The abundance of walkers, crutches and canes are indicative of Franke’s catering to its aging clientele. So are the bags of old-fashioned hard candy - lemon drops and horehound - hairnets, hard-to-find hairpins and $5 reading glasses.
“We don’t sell hair dyes or perms because most ladies in this neighborhood have their hair done, “ said Sharon Rogerson, 56, the store manager. She doesn’t know what she’ll do when the store closes. She worked at her uncle’s pharmacy for 17 years before coming here nearly 20 years ago.
Karmella Johnson, 49, fries the burgers and shakes the malts at Franke’s. She’s only worked here 18 months - a decided newcomer in this venerable company - but has endeared herself to the regulars by knowing what they like.
“Well, let’s see, “ she said. “Marty likes the chipped beef, and Mary Jane likes the hot chicken salad. And Dorothy really loves the macaroni and cheese.”

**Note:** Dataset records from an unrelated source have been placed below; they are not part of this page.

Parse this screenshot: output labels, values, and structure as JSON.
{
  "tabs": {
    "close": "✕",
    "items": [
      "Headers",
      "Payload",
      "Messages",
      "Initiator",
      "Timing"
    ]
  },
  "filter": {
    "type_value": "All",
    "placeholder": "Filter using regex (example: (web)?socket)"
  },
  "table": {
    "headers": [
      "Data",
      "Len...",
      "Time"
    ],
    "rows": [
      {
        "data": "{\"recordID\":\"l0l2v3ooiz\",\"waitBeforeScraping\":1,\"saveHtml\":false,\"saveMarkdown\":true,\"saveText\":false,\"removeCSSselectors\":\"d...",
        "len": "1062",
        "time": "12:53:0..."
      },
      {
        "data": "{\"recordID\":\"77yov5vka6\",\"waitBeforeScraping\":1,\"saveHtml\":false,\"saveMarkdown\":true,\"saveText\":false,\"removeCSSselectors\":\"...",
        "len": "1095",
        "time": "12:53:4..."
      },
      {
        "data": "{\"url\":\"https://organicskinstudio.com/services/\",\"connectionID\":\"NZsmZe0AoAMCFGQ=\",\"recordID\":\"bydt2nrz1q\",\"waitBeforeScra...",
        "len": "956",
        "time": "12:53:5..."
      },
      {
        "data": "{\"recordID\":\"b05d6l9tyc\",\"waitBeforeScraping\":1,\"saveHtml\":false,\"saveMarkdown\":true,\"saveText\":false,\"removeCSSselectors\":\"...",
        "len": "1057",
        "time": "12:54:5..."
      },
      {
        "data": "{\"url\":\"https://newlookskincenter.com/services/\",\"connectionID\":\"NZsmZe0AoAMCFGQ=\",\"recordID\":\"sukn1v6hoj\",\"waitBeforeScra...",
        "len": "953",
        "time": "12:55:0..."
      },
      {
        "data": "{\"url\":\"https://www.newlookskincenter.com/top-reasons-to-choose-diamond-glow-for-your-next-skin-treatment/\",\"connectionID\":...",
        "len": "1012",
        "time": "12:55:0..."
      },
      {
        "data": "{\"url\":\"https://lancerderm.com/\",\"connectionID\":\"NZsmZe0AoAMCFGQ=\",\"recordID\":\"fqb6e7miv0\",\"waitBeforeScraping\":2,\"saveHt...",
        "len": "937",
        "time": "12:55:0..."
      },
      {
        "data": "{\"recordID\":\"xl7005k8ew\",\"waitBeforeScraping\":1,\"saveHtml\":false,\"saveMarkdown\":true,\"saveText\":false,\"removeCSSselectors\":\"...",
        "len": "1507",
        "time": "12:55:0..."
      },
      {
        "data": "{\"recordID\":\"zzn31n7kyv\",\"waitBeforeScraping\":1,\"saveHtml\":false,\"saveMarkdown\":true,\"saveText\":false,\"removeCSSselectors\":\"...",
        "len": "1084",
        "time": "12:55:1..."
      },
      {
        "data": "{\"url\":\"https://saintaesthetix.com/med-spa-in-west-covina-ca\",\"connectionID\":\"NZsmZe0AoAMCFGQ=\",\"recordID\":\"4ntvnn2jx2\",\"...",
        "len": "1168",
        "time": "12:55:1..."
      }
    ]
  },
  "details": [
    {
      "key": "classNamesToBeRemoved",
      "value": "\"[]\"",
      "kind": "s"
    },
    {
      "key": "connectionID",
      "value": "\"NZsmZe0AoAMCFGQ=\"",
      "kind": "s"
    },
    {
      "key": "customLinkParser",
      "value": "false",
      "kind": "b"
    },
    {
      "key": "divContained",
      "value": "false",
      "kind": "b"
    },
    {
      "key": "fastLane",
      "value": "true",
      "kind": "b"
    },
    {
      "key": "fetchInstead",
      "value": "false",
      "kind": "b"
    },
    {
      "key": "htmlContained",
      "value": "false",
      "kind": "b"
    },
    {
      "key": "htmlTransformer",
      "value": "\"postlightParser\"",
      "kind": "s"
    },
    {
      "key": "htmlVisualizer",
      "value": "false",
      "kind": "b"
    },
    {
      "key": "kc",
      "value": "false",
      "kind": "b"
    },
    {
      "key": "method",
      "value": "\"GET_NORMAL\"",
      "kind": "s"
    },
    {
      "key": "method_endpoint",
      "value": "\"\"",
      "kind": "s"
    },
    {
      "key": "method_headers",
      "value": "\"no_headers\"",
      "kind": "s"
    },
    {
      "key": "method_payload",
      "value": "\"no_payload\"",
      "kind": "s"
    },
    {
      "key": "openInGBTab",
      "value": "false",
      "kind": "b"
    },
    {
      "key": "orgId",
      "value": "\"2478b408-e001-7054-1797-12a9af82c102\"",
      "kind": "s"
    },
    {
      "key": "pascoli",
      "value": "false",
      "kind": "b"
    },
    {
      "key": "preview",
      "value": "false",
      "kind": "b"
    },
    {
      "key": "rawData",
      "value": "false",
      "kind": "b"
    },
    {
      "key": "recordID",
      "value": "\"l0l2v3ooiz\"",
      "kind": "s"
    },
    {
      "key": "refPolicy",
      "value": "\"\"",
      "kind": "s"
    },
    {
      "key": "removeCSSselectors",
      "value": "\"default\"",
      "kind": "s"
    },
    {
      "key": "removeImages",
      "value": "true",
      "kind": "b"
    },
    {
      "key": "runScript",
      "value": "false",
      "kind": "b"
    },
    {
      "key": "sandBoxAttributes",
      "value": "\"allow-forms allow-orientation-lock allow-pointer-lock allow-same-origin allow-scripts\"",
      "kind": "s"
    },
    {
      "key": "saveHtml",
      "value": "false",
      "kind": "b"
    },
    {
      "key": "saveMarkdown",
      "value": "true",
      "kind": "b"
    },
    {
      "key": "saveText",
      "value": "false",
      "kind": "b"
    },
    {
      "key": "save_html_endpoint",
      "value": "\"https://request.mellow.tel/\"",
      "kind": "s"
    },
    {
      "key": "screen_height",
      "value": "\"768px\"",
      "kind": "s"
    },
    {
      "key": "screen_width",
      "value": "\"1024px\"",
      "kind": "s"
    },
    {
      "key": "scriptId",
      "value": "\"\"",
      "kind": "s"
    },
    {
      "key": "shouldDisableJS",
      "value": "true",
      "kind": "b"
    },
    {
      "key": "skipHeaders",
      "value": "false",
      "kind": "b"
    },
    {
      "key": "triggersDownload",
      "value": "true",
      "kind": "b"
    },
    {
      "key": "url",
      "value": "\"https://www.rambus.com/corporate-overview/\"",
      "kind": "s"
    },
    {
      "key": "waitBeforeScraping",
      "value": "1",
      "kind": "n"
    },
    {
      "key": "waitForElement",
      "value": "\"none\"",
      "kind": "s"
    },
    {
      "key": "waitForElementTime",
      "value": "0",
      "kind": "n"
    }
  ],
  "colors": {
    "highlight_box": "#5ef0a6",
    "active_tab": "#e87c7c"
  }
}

Johnson, also unsure what she’ll do after Thursday, smiled bravely and straightened her shoulders. “I love being the last working soda jerk in Sacramento.”
Steve and Cynthia Sharp, both 47, walked in just after noon and sat at the counter. They each ordered a hamburger.
Johnson laid the beef patties and buttered sesame buns on the griddle inside the 1945 contraption that everybody calls Gertrude. Soon, the fragrance of bubbling grease permeated the air.
“I try to come in once a week for a hamburger, “ Cynthia said. “I’ve been coming here since the ’70s.”
She lived in Africa for a few years, and the first piece of mail she received there was a postcard - a snapshot of the exterior of Franke’s Pharmacy.
“My friend knew that was the thing I missed most, “ Cynthia Sharp said. “There’s no chance that it isn’t going to happen, is there? I’m heartbroken. I love this place. I was planning to still be coming here when I was 70.”